Cal was stubborn and getting him off topic wasn’t easy at the best of times. This wasn’t the best of times. “You’re right, Nik. He is a butcher. But he butchers people, not cows.” That’s when the glow that hung in the air faded and the sun was only the sun again. The wizard behind the curtain was just a man, possibly one with an inhuman grin and huge, serrated knife dripping blood.
By then Cal was already walking toward our rental, done trying to convince me. There was work ahead and he wanted it over with as soon as possible. “Bible or crutches?”
We’d learned a few techniques from watching Sophia. She could work an entire block in twenty-five minutes lifting valuables to be fenced later and she had a routine that didn’t fail often. It was difficult to get into a house to talk to and scam suspicious neighbors in our crumbling section of town. It helped to have one of two things.
“The Bible or the crutches?” Cal asked again. “And what about the pizza?”

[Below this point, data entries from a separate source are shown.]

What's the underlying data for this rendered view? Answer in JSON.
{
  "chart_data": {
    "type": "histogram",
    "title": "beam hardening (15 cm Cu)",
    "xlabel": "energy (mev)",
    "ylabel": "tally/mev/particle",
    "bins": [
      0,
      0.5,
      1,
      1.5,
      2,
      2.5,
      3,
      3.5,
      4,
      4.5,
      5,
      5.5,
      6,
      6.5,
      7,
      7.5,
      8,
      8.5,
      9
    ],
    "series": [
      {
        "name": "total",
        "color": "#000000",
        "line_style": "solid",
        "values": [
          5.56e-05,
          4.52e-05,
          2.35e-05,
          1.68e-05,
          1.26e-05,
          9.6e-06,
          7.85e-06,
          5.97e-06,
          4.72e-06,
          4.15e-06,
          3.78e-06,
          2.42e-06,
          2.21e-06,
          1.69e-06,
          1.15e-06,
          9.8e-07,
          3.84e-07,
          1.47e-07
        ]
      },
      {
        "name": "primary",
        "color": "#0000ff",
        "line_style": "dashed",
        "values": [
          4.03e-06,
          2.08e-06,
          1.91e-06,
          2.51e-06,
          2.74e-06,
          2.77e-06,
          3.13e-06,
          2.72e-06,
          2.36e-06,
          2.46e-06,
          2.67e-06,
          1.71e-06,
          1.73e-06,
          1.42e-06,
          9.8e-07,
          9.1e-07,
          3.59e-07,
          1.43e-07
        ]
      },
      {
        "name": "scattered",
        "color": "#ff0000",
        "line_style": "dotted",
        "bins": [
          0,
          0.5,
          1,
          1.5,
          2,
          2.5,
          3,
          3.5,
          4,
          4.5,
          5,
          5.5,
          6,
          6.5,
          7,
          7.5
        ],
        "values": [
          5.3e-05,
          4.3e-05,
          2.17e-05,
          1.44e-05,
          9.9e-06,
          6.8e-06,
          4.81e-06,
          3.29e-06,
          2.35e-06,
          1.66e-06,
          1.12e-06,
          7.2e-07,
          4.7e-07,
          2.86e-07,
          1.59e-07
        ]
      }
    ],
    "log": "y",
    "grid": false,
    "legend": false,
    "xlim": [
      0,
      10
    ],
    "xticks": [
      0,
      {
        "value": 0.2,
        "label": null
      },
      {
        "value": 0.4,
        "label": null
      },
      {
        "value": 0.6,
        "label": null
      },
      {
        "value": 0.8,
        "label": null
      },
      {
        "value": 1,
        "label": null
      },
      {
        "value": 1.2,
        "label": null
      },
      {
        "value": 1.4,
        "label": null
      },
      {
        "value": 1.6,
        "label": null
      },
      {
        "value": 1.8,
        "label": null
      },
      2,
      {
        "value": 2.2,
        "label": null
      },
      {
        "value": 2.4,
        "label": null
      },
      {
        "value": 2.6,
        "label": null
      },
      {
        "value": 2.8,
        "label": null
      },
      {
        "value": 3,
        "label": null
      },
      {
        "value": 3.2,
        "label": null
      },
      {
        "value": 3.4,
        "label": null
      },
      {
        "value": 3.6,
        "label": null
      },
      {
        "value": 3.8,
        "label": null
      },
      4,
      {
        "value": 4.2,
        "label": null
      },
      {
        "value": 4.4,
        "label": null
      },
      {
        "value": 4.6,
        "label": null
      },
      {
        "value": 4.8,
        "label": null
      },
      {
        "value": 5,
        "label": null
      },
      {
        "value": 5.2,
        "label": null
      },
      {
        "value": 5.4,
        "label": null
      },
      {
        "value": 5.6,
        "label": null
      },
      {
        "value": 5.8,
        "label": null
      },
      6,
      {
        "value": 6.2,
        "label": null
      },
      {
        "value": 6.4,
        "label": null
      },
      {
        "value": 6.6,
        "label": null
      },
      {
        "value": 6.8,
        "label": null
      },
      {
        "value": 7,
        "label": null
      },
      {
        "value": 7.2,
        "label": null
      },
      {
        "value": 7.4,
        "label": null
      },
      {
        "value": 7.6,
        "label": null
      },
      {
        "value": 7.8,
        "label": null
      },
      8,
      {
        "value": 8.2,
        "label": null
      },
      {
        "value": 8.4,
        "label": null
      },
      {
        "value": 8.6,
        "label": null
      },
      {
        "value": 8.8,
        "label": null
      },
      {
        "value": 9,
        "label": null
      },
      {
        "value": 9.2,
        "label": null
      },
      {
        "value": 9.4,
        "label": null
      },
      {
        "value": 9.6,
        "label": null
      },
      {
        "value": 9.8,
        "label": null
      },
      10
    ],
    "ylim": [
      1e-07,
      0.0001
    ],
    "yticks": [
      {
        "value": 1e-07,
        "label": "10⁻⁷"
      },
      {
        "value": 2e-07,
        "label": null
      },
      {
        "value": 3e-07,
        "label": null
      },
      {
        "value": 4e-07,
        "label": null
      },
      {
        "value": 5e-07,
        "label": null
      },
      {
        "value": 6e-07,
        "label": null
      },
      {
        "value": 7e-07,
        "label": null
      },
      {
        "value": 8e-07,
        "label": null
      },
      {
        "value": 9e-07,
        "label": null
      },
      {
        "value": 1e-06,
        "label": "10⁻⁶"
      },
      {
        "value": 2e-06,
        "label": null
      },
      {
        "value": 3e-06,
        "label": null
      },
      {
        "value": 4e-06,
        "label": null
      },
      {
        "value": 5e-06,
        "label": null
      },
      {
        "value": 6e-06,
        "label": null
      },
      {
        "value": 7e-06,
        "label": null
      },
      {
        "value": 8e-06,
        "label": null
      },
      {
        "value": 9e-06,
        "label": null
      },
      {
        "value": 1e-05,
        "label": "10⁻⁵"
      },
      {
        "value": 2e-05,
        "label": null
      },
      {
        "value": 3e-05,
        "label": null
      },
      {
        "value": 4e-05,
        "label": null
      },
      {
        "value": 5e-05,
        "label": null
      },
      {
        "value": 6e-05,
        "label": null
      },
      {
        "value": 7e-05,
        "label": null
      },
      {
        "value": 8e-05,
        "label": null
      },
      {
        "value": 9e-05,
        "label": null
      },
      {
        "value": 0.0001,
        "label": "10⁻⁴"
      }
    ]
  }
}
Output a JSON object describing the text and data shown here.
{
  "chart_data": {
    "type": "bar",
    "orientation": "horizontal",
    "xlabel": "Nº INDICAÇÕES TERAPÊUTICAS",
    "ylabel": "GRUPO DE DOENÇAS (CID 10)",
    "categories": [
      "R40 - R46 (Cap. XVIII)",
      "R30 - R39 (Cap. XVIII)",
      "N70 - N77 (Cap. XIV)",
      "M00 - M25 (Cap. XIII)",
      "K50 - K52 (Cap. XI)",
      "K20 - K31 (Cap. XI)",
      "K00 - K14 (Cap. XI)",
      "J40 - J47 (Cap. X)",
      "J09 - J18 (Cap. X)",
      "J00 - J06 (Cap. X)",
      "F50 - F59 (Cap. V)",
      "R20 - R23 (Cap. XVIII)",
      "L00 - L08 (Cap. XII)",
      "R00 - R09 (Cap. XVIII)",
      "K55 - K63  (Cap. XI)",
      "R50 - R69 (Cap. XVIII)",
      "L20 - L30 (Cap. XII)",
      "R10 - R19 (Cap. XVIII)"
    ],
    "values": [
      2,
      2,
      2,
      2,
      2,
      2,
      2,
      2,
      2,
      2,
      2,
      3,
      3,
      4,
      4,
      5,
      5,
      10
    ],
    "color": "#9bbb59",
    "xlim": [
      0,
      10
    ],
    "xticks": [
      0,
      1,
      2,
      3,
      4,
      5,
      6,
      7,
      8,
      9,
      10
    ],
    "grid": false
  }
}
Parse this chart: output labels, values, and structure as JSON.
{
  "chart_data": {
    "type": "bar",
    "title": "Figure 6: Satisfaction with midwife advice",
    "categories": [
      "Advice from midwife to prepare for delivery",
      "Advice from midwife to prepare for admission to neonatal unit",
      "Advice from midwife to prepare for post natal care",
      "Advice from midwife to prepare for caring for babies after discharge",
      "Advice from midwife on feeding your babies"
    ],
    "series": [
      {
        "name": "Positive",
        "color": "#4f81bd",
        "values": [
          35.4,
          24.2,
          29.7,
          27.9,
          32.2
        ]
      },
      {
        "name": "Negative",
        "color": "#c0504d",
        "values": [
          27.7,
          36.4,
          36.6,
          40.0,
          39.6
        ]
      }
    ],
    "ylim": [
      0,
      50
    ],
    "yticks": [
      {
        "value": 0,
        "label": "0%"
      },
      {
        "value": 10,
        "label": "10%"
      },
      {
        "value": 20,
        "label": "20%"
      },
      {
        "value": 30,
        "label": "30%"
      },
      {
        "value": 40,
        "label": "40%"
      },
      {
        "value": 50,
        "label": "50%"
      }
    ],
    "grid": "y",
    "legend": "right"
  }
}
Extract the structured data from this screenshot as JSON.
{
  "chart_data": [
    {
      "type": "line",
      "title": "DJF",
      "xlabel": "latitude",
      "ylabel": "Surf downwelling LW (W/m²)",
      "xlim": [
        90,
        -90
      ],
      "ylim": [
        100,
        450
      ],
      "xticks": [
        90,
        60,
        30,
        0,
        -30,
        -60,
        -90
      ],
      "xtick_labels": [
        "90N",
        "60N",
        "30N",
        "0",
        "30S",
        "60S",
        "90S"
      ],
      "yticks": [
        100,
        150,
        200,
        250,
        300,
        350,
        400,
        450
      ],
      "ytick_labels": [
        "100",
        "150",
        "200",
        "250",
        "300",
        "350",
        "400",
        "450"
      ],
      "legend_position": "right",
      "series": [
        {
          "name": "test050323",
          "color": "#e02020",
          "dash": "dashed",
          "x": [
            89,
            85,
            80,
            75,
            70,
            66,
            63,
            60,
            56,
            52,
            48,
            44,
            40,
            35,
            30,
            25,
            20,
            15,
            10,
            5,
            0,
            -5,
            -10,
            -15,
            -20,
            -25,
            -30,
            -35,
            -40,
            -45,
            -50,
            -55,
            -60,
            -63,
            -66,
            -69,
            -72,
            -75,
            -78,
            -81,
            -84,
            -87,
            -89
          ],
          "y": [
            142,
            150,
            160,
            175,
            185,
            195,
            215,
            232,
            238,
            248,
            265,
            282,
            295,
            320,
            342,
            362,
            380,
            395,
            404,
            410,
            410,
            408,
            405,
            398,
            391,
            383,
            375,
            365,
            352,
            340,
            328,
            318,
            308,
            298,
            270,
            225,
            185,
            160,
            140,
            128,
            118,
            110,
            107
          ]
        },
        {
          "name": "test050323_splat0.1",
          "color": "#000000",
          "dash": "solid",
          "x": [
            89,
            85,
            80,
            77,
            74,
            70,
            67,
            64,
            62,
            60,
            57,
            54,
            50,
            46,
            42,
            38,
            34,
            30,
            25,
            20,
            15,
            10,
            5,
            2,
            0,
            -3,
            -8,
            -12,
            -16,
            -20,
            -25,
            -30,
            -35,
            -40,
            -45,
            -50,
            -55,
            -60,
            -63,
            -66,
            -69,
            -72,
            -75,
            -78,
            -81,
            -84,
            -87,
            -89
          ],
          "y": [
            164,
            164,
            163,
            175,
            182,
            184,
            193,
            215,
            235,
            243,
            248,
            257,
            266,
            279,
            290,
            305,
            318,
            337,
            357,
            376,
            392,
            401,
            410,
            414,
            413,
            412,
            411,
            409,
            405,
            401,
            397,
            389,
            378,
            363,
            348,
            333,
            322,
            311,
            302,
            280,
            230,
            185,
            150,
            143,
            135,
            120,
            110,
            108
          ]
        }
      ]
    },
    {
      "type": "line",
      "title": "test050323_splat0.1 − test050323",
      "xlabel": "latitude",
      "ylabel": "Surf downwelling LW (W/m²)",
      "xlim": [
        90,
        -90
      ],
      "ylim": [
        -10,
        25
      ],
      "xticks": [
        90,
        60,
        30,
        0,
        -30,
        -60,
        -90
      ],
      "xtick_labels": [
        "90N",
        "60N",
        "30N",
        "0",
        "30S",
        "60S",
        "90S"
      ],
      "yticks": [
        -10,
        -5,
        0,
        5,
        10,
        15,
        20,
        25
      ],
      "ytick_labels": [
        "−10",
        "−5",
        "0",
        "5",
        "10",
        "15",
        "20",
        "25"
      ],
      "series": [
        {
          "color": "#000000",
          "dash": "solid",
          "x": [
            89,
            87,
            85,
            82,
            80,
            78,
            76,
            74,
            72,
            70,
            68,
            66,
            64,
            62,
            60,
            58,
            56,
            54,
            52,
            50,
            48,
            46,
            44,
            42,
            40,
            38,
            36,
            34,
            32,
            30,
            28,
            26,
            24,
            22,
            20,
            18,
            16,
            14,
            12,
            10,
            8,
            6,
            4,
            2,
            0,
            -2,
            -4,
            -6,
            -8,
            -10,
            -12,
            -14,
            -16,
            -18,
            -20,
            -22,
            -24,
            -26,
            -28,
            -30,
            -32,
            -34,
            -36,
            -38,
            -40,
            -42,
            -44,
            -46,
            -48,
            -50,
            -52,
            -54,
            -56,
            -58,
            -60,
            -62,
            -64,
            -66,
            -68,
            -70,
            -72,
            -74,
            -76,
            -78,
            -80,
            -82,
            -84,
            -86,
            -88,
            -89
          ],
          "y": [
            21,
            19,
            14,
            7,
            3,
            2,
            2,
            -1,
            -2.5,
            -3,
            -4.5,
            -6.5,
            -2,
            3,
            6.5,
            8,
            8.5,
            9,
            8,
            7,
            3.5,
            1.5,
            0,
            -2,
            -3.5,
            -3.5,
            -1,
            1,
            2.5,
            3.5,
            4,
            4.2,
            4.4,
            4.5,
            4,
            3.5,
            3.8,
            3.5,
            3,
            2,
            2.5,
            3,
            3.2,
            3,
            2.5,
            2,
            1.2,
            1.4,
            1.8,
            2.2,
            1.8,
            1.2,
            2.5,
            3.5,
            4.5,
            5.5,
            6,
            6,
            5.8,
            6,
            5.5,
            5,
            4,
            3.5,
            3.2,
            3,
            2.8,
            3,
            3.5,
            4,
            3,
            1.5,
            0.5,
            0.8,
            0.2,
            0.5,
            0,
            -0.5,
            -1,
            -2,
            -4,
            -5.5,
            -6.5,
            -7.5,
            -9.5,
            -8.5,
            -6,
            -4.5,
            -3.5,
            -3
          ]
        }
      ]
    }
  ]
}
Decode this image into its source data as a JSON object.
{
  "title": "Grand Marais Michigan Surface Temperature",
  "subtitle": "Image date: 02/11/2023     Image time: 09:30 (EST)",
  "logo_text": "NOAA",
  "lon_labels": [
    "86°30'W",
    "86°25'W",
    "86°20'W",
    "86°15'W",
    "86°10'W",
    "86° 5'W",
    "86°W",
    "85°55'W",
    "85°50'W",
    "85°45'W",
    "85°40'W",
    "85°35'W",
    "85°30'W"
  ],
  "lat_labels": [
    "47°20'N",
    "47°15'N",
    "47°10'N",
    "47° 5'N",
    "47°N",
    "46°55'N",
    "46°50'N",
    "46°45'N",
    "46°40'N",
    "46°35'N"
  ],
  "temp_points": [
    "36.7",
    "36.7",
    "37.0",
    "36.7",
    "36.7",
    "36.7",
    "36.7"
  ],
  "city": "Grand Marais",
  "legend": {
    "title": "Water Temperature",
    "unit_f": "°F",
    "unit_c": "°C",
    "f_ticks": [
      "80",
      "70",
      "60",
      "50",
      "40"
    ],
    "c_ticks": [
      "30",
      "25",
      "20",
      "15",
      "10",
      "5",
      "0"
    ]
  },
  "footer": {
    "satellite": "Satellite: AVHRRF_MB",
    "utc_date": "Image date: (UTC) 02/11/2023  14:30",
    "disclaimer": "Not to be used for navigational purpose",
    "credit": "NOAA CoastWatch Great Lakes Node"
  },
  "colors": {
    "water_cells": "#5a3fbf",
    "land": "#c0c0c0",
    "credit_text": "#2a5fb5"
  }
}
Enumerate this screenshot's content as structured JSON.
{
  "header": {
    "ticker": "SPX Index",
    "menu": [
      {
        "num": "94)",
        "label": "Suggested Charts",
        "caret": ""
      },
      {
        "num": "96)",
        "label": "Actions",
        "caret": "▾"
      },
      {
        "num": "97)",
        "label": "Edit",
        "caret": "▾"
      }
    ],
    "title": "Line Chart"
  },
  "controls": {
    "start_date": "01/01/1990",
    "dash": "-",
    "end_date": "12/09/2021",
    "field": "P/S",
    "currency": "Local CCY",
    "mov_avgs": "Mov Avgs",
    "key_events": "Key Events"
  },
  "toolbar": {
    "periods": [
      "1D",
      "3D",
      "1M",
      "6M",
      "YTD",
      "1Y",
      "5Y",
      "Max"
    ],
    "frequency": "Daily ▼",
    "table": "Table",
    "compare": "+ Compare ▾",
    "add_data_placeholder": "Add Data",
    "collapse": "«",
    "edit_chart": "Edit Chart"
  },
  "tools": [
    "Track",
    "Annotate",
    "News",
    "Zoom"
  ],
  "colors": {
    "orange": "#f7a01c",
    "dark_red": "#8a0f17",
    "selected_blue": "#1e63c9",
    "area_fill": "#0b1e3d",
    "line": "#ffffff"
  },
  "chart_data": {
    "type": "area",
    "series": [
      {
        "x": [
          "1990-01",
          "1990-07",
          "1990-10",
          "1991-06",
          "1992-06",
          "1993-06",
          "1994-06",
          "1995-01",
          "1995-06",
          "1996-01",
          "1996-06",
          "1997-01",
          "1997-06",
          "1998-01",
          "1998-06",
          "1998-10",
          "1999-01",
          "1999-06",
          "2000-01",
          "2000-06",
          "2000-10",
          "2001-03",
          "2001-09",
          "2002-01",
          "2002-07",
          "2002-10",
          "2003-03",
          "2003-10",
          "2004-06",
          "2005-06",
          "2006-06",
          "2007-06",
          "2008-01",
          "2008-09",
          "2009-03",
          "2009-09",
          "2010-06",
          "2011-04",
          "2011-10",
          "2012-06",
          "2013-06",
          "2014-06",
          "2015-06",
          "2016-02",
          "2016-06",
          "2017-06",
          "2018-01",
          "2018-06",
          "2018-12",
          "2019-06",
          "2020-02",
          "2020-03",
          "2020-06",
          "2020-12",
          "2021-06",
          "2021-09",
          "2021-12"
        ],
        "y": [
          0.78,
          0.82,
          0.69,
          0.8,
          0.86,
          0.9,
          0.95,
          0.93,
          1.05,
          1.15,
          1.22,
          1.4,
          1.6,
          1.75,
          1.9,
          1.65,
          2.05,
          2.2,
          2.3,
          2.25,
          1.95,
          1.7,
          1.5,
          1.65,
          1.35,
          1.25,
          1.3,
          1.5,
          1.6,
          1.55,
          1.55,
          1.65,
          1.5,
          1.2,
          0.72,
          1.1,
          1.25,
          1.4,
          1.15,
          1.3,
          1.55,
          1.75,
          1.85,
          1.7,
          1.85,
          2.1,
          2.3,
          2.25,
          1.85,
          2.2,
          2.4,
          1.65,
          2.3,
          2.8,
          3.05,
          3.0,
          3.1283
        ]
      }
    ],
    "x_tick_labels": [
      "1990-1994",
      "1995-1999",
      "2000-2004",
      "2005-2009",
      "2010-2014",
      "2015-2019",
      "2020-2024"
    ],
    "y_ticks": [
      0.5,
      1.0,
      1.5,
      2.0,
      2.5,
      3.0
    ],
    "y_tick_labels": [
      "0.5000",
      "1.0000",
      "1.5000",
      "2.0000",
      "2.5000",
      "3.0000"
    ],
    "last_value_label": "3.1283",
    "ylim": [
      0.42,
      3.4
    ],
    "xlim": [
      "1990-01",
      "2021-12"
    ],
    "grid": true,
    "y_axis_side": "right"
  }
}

“The crutches,” I decided. The Bible worked less and less for Sophia. It seemed people were as upset by pushy Christians knocking on their door as much as they were the possibility of a home invasion. “Yes, pizza, but vegetarian. You need some vegetables. Otherwise you’ll turn into a can of SpaghettiOs.”
“Okay, but extra cheese.” Which was remarkably agreeable for a kid who loved pepperoni and any other kind of questionable meat more than life itself. It made me wonder uneasily exactly how bad the smell was to him coming from next door. Was there meat in that basement and was it questionable in a very different way?
I planned to find out.
After retrieving the hard-used crutches, we started canvassing the neighborhood. I went from a fifteen-year-old who looked seventeen to a teenager with a hugely swollen foot and ankle, two pair of socks stuffed with more socks, a pathetic limp, and a solemn-eyed little brother holding a box of cookies he could only be selling for school. Granted it was an empty box, another prop and victim of Cal’s appetite, but it would get the job done.